I have recently been asked by a client for the ability to compare different versions of the same model. When I was asked to do this I scratched my head ans said “Oookkk” not really know why and how I was going to do this.

When I started this I asked myself, why would we want to compare models?
-To show the power of BIM. (vague but an answer)
-To see what objects had been deleted in the model (getting a little more to the point)
-To see what objects had changed in the model (getting a little more to the point)
-To see what objects were new in the model (getting a little more to the point)
-To see if the model is following the office standards (Using compare to help with model QC, hmm)

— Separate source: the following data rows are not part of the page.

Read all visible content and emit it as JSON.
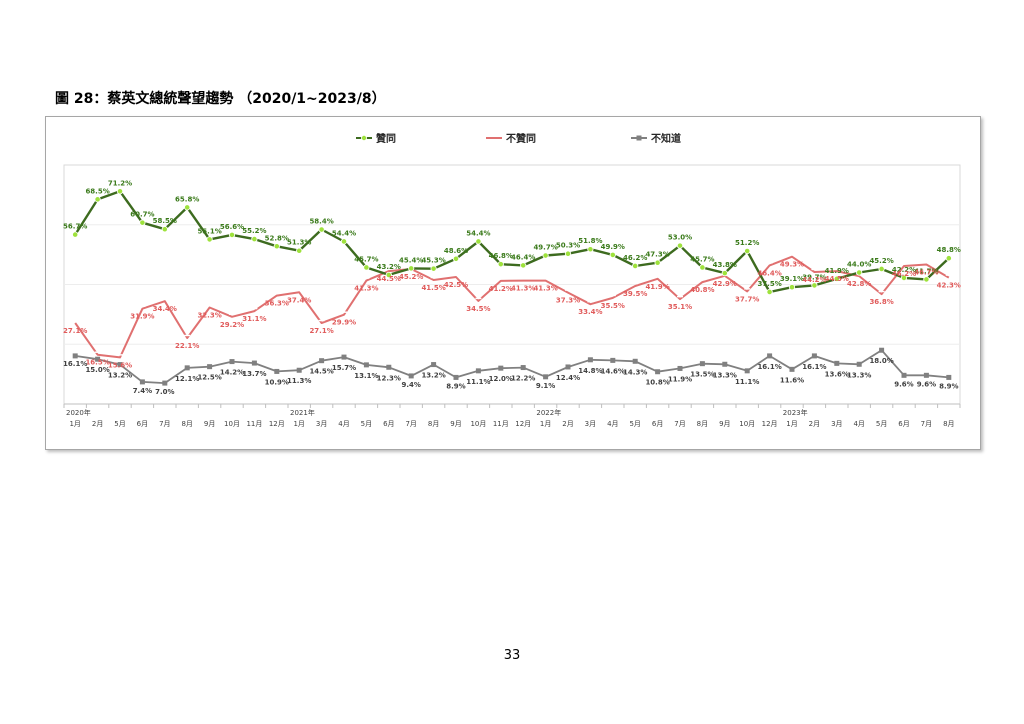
{
  "figure_title": "圖 28：蔡英文總統聲望趨勢 （2020/1~2023/8）",
  "page_number": "33",
  "colors": {
    "approve": "#3d6b1f",
    "approve_marker": "#9ee23c",
    "disapprove": "#e07070",
    "unknown": "#808080"
  },
  "chart_data": {
    "type": "line",
    "title": "",
    "xlabel": "",
    "ylabel": "",
    "ylim": [
      0,
      80
    ],
    "grid": true,
    "legend_position": "top",
    "years": [
      {
        "label": "2020年",
        "index": 0
      },
      {
        "label": "2021年",
        "index": 10
      },
      {
        "label": "2022年",
        "index": 21
      },
      {
        "label": "2023年",
        "index": 32
      }
    ],
    "categories": [
      "1月",
      "2月",
      "5月",
      "6月",
      "7月",
      "8月",
      "9月",
      "10月",
      "11月",
      "12月",
      "1月",
      "3月",
      "4月",
      "5月",
      "6月",
      "7月",
      "8月",
      "9月",
      "10月",
      "11月",
      "12月",
      "1月",
      "2月",
      "3月",
      "4月",
      "5月",
      "6月",
      "7月",
      "8月",
      "9月",
      "10月",
      "12月",
      "1月",
      "2月",
      "3月",
      "4月",
      "5月",
      "6月",
      "7月",
      "8月"
    ],
    "series": [
      {
        "name": "贊同",
        "key": "approve",
        "values": [
          56.7,
          68.5,
          71.2,
          60.7,
          58.5,
          65.8,
          55.1,
          56.6,
          55.2,
          52.8,
          51.3,
          58.4,
          54.4,
          45.7,
          43.2,
          45.4,
          45.3,
          48.6,
          54.4,
          46.8,
          46.4,
          49.7,
          50.3,
          51.8,
          49.9,
          46.2,
          47.3,
          53.0,
          45.7,
          43.8,
          51.2,
          37.5,
          39.1,
          39.7,
          41.9,
          44.0,
          45.2,
          42.2,
          41.7,
          48.8
        ]
      },
      {
        "name": "不贊同",
        "key": "disapprove",
        "values": [
          27.1,
          16.5,
          15.6,
          31.9,
          34.4,
          22.1,
          32.3,
          29.2,
          31.1,
          36.3,
          37.4,
          27.1,
          29.9,
          41.3,
          44.5,
          45.2,
          41.5,
          42.5,
          34.5,
          41.2,
          41.3,
          41.3,
          37.3,
          33.4,
          35.5,
          39.5,
          41.9,
          35.1,
          40.8,
          42.9,
          37.7,
          46.4,
          49.3,
          44.2,
          44.5,
          42.8,
          36.8,
          46.2,
          46.7,
          42.3
        ]
      },
      {
        "name": "不知道",
        "key": "unknown",
        "values": [
          16.1,
          15.0,
          13.2,
          7.4,
          7.0,
          12.1,
          12.5,
          14.2,
          13.7,
          10.9,
          11.3,
          14.5,
          15.7,
          13.1,
          12.3,
          9.4,
          13.2,
          8.9,
          11.1,
          12.0,
          12.2,
          9.1,
          12.4,
          14.8,
          14.6,
          14.3,
          10.8,
          11.9,
          13.5,
          13.3,
          11.1,
          16.1,
          11.6,
          16.1,
          13.6,
          13.3,
          18.0,
          9.6,
          9.6,
          8.9
        ]
      }
    ],
    "value_labels": {
      "approve": [
        "56.7%",
        "68.5%",
        "71.2%",
        "60.7%",
        "58.5%",
        "65.8%",
        "55.1%",
        "56.6%",
        "55.2%",
        "52.8%",
        "51.3%",
        "58.4%",
        "54.4%",
        "45.7%",
        "43.2%",
        "45.4%",
        "45.3%",
        "48.6%",
        "54.4%",
        "46.8%",
        "46.4%",
        "49.7%",
        "50.3%",
        "51.8%",
        "49.9%",
        "46.2%",
        "47.3%",
        "53.0%",
        "45.7%",
        "43.8%",
        "51.2%",
        "37.5%",
        "39.1%",
        "39.7%",
        "41.9%",
        "44.0%",
        "45.2%",
        "42.2%",
        "41.7%",
        "48.8%"
      ],
      "disapprove": [
        "27.1%",
        "16.5%",
        "15.6%",
        "31.9%",
        "34.4%",
        "22.1%",
        "32.3%",
        "29.2%",
        "31.1%",
        "36.3%",
        "37.4%",
        "27.1%",
        "29.9%",
        "41.3%",
        "44.5%",
        "45.2%",
        "41.5%",
        "42.5%",
        "34.5%",
        "41.2%",
        "41.3%",
        "41.3%",
        "37.3%",
        "33.4%",
        "35.5%",
        "39.5%",
        "41.9%",
        "35.1%",
        "40.8%",
        "42.9%",
        "37.7%",
        "46.4%",
        "49.3%",
        "44.2%",
        "44.5%",
        "42.8%",
        "36.8%",
        "46.2%",
        "46.7%",
        "42.3%"
      ],
      "unknown": [
        "16.1%",
        "15.0%",
        "13.2%",
        "7.4%",
        "7.0%",
        "12.1%",
        "12.5%",
        "14.2%",
        "13.7%",
        "10.9%",
        "11.3%",
        "14.5%",
        "15.7%",
        "13.1%",
        "12.3%",
        "9.4%",
        "13.2%",
        "8.9%",
        "11.1%",
        "12.0%",
        "12.2%",
        "9.1%",
        "12.4%",
        "14.8%",
        "14.6%",
        "14.3%",
        "10.8%",
        "11.9%",
        "13.5%",
        "13.3%",
        "11.1%",
        "16.1%",
        "11.6%",
        "16.1%",
        "13.6%",
        "13.3%",
        "18.0%",
        "9.6%",
        "9.6%",
        "8.9%"
      ]
    }
  }
}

In my research I came across this article written by David light. In this article he wrote back in 2009 he explained different ways to compare models. David talked about using the Autodesk Revit Model Compare add in tool, as well as using Autodesk’s Design Review, and using Adobe Acrobat. Even though the article was written about 6 years ago it is still applicable today in 2015, but now there are a few more process as well.  Today we can use Navis Works to compare models. See Navis works link to see how to do it. The Cad Technology Center (CTC) has a model compare tool which I recently talked a little about. CTC Revit Express Tools:Model Compare

Using Autodesk Design Review, Adobe Acrobat Pro, and or Blue Beam Revu all works the same way. These programs really aren’t comparing models they are comparing two different 2d documents. Don’t think I’m belittling this at all. Comparing the 2d information is extremely import. Having a program highlight and show you what has changed between different versions of the same documents saves a lot of time in finding the changes, good or bad.

Model Compare

CTC’s Model Compare and the Autodesk Model Compare tools are similar in how they work. Both programs look at the databases of multiple models and look for items that are different. CTC’s Model Compare takes a snapshot of the Revit Data base and puts it into a small XML like file, while Autodesk’s Model Compare requires you to open both version of the model to compare the models. Both the CTC and Autodesk Model Compare addin’s create reports that can be brought into Excel. These data centric reports have a lot of information, and generally a lot more information than I would generally use.

Model Compare

Within Navisworks there are two workflows to compare the models. The first method is to use the model compare function within Navis works that works like comparing 2d PDF’s,see  this Navis works link to see how to do it.. The other method is to overlay multiple models on top of one anther. One of the benefits of Navis works is that you can insert multiple files into the same Navis works project. This functionality allows you to insert different version of a model and overlay the models to see the difference graphically. One the different models are in the Navis works project you can change the color of an entire inserted model, not just individual modeled objects. This workflow of overlaying the models I got from one of the engineers I work with at Bridger & Paxton consulting Engineers, who knows Navis works a hole heck of a lot better then I do. Reference Model Compare by  Mathew Miller.